A document by the Victorian state government in Australia advising euthanising orphaned baby koalas and kangaroos has caused an uproar among those rescuing them from the recent bushfires.
Wildlife carers 'told to shoot rather than to rescue joeys'
The 2019-2020 Australian bushfire season has killed 28 people as of Jan. 8, 2020, possibly over one billion animals, and is threatening the extinction of several endangered species.
The 2018 Victorian Response Plan for Wildlife Impacted by Fire states that the rehabilitation of orphaned “milk dependent joeys” from these “common species” found in the fire zone is not supported.
The plan also urged against handing the animals to wildlife carers, stating “these animals require significant long term care and cannot be successfully returned to the wild”.
Methods of euthanasia recommended in the document included lethal injection, blunt forceful trauma to the back of the animal's skull, or shooting it in the head.
Such methods were recommended for milk dependent orphaned animals, despite the document also providing directions on how to raise them.
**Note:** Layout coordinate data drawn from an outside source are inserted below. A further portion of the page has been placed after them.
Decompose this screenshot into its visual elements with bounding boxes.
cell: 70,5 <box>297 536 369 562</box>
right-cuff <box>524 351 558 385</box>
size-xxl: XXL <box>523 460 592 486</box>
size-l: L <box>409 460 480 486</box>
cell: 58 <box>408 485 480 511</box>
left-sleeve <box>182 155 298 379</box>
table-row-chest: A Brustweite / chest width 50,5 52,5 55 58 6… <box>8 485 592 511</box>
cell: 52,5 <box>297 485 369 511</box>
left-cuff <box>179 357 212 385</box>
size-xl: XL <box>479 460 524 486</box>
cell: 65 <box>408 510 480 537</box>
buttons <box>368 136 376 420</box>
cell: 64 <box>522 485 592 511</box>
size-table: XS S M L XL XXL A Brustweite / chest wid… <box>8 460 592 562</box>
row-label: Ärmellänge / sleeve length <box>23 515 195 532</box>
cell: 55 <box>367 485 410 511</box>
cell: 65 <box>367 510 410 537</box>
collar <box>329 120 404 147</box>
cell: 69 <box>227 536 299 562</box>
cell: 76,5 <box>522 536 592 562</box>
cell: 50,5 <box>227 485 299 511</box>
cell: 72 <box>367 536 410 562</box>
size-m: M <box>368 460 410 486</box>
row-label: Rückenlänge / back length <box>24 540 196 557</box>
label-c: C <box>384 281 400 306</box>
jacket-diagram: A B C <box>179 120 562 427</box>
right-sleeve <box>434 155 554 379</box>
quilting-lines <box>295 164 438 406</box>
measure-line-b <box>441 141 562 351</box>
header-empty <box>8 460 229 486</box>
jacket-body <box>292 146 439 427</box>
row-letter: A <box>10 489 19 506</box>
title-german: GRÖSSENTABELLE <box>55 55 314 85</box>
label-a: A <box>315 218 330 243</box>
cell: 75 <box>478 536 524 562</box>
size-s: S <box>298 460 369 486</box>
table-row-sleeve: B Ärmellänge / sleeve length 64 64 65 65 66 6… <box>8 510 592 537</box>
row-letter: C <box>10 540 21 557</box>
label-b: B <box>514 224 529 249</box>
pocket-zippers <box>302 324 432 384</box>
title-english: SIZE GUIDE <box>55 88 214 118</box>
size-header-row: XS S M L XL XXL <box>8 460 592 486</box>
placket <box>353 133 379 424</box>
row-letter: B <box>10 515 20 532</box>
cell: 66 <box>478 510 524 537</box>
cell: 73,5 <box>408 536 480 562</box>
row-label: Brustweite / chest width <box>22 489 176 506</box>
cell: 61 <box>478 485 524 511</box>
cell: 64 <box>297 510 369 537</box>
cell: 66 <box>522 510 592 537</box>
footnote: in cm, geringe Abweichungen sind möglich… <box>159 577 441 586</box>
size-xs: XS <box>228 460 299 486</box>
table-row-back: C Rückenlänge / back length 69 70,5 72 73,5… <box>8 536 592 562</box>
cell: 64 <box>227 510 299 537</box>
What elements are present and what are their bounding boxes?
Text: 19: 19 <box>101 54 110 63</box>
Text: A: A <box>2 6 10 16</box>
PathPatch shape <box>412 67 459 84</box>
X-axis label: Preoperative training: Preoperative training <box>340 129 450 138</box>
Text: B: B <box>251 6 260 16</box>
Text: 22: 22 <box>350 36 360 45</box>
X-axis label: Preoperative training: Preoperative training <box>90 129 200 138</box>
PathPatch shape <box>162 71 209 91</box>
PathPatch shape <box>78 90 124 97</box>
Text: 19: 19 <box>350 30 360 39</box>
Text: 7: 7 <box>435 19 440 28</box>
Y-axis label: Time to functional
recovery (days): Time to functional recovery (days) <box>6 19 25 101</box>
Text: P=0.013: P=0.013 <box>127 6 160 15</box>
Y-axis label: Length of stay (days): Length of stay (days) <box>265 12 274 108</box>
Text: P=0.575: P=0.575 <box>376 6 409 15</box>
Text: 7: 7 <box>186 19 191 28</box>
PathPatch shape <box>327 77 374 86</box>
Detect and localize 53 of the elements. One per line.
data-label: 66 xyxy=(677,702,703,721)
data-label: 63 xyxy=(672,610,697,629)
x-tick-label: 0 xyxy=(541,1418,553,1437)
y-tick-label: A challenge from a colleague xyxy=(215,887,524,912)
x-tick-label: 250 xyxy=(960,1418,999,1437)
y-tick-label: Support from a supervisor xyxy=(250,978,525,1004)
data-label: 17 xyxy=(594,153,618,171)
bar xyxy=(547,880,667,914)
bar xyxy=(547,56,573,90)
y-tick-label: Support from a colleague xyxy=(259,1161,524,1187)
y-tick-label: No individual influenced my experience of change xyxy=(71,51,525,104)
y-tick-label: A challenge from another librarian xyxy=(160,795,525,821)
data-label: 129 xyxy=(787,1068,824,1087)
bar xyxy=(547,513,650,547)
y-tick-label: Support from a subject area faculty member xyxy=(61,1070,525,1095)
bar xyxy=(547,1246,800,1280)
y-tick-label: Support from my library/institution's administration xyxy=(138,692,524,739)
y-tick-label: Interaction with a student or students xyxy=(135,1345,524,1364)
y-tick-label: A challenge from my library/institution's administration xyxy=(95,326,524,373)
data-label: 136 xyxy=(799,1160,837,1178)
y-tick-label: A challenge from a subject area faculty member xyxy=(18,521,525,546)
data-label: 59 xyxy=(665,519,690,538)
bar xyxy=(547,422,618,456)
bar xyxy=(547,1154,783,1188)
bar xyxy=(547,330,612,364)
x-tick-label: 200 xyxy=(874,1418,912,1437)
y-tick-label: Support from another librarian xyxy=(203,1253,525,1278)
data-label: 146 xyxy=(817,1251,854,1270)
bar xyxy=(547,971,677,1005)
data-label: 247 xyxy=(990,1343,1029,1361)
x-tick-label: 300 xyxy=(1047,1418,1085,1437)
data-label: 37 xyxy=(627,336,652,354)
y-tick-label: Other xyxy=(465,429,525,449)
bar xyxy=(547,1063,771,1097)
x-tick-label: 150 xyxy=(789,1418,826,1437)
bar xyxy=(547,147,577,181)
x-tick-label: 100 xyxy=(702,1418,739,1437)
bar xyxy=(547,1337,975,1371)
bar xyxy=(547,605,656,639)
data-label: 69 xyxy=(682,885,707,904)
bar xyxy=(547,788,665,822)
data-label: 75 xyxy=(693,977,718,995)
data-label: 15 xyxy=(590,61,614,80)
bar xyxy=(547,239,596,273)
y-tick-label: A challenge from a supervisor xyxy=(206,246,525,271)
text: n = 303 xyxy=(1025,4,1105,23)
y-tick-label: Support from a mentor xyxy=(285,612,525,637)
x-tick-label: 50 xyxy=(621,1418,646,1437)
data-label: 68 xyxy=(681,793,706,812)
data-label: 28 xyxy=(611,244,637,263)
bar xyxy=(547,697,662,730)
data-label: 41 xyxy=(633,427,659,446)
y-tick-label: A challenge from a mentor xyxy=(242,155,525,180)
The document also urged people to euthanise animals that have suffered burns on more than 15 per cent of their bodies, and severely dehydrated, deformed, or diseased animals.
Wildlife carers feel 'government doing nothing to help native animals'
Speaking to Yahoo News Australia, wildlife shelter operator Nikki Medwell said that the government had deemed "overabundant animals like macropods (kangaroos) or koalas" unnecessary to rescue.
"It doesn’t matter whether they’ve been burnt, if they’re found on the fire ground they’re shot," Medwell added.
"So that’s totally healthy, viable wildlife, including koalas which some are saying are on the brink of extinction."
It was reported this week that more than one billion animals in Australia are feared dead due to the bushfires across the country, which has been considered one of the worst in history.